In my previous post, I covered my first tentative steps into the wonderful world of quizzes in LearnDash.
These steps led to the first major snag of the project.
The problem: When the user successfully completes a quiz, a “Click here to continue” button is supposed to be available, as it is when I was authoring/testing the quiz before placing it in a lesson:

Alas, when I “associate” a quiz with the appropriate lesson and topic, no button appears. I’ve created three quizzes so far, and they all end thusly when the user passes the quiz:

I am not a happy camper. Without the button, the user would sorta have to get back to the topic at hand via the bread crumbs, or, if available, the list of topics that might be listed in a sidebar. Still, it may not be clear to the user how to get back.
I posted my problem to the “LearnDash LMS Tips & Tricks” Group on Facebook. Turns out I’m not the only one having this problem. Hopefully someone will chime in with some solid explanation of the problem and/or advice. I’ll keep checking back. Meantime, I will try to think of a workaround.
Grrr.

My hopefully temporary and definitely annoying fix.
For any LearnDash quiz, you can set one or more end-of-quiz messages; the messages can say different things based on how the user did on the quiz. You can use HTML to compose and format the messages.
The fix is illustrated below. Basically, I’m hard-coding a button that links to either the next topic or lesson (if the user passes the quiz) or back to the latest topic (if the user doesn’t do so well).
LD already supplied a class to style the button, so all I had to do is wrap the button in a div with a class of my creation, and set some css rules to ensure the button is centered horizontally. (Actually, the screenshots below are outdated; I don’t think I need the “mg-next-topic-button” class.)

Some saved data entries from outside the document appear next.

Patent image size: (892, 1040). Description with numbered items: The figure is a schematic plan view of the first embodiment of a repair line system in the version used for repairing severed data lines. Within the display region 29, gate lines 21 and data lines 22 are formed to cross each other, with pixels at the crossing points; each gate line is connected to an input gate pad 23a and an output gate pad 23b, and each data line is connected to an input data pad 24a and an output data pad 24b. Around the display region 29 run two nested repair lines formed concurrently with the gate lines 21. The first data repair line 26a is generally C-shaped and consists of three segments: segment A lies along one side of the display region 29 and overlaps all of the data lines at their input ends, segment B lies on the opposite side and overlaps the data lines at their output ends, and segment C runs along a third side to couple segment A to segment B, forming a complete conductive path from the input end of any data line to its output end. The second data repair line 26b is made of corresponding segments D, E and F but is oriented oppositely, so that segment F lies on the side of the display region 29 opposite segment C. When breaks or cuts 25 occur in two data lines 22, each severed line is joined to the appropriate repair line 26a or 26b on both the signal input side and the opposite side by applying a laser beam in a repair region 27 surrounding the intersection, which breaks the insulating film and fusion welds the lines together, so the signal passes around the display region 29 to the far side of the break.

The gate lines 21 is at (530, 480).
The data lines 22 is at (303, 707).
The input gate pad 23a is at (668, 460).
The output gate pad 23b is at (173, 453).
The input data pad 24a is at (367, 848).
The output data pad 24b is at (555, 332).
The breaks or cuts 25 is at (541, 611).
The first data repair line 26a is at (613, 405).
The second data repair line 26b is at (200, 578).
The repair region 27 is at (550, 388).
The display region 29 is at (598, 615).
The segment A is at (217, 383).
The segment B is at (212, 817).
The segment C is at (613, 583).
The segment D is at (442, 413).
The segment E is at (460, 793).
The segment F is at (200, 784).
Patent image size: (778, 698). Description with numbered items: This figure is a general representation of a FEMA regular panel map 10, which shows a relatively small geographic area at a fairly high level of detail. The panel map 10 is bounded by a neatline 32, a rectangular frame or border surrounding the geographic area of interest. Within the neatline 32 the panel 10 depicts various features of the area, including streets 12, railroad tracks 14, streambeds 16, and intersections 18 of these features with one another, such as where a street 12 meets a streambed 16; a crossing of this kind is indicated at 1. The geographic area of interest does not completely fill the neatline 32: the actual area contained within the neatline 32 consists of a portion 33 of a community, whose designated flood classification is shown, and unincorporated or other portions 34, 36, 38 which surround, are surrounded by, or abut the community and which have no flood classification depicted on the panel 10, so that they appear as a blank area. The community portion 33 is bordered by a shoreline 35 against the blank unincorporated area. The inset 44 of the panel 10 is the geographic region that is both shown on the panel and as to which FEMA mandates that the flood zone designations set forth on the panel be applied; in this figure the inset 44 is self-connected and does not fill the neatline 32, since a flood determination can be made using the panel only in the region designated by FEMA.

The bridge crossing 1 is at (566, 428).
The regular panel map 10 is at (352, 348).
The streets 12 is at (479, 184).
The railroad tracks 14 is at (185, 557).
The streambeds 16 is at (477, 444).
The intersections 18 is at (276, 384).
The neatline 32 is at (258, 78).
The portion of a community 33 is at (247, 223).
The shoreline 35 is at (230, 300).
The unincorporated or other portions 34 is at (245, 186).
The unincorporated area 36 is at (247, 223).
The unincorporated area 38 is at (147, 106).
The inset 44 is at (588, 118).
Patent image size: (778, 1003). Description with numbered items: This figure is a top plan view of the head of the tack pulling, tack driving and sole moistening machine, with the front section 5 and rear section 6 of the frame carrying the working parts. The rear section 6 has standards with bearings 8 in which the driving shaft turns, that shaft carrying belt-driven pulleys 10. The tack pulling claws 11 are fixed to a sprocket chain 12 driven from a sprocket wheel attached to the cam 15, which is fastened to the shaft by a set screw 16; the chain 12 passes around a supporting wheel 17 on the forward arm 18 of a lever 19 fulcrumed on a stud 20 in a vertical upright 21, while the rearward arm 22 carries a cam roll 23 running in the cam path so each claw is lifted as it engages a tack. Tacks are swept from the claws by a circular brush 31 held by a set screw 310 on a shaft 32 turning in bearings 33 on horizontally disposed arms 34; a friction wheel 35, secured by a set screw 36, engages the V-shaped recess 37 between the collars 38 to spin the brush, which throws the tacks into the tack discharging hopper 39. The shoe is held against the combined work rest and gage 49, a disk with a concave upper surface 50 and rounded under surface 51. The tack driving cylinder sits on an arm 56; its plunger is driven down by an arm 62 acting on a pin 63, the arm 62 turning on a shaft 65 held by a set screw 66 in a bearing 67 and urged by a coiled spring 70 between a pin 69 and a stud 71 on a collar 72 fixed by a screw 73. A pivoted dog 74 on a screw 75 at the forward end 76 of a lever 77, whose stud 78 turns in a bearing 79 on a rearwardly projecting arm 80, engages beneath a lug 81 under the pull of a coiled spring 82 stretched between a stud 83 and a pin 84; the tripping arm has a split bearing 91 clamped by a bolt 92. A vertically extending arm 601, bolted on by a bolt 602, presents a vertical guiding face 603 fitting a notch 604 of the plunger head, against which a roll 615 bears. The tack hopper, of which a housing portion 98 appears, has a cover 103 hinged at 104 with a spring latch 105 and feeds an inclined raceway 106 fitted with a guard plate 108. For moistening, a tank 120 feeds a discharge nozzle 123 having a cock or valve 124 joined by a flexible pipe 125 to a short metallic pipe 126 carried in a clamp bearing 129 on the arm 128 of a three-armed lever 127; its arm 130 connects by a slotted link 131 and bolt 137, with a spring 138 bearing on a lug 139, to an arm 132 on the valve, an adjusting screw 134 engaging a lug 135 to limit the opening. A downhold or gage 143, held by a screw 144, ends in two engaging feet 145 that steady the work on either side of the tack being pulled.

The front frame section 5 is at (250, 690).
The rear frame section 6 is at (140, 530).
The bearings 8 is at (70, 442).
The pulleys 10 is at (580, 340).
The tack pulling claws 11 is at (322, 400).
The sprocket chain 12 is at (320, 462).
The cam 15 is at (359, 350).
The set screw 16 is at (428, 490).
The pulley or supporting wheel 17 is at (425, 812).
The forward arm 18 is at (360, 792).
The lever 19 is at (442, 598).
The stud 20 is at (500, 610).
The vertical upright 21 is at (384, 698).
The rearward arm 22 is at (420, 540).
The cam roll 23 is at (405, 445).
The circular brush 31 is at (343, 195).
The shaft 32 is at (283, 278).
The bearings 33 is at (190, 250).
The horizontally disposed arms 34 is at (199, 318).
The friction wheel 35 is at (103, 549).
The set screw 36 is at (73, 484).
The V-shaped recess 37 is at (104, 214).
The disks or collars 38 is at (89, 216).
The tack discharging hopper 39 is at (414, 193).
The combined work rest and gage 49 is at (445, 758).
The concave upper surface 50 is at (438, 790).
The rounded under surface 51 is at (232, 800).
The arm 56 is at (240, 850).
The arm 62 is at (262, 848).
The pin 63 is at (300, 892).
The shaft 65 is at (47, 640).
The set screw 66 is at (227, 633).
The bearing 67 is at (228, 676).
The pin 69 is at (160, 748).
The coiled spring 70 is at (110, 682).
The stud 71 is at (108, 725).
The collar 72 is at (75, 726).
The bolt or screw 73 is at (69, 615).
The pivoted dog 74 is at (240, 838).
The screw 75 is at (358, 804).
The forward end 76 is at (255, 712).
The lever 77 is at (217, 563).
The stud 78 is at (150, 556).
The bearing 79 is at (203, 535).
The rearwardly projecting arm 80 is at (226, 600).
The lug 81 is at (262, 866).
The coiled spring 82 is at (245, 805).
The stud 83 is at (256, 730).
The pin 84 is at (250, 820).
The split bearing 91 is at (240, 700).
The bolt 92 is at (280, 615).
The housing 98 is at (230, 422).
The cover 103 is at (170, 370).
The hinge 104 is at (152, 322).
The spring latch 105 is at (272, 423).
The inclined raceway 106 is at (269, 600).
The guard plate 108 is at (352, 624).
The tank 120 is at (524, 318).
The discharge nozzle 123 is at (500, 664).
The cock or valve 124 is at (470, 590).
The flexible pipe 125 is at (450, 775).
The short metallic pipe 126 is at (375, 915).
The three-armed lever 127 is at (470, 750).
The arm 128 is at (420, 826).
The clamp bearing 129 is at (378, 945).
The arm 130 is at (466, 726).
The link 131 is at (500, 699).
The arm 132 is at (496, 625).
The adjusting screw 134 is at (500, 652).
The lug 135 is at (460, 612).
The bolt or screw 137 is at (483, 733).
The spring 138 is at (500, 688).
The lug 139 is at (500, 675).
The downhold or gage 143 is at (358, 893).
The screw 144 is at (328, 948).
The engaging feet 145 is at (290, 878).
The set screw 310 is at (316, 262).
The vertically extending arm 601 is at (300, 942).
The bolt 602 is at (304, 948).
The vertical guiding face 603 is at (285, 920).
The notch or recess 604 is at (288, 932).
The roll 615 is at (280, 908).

And so, upon successful completion of the quiz, the user would see something like:

And for a not-so-good quiz result:

Of course, I will work more on the wording of the messages as well as the formatting. Or even the button background color. But for now, it’s something I can work with. But it’s not a perfect system because for each quiz I’ll have to:
- Create at least two such messages
- Match the message grade cut-offs to what I’ve selected as passing grades (or, if I wanted to further qualify different messages for different cut-offs). (Hopefully that makes sense.)
- I’ll have to hard-code each <a>element to ensure the link takes the user to the correct topic or subtopic. This requirement might help me create a tight lesson plan / list of topics and stick with it.
Luckily (?), for capstone purposes, I’ll have a limited amount of quizzes. I think seven is currently the number of quizzes I’m planning to deploy: one for each quiz or question type.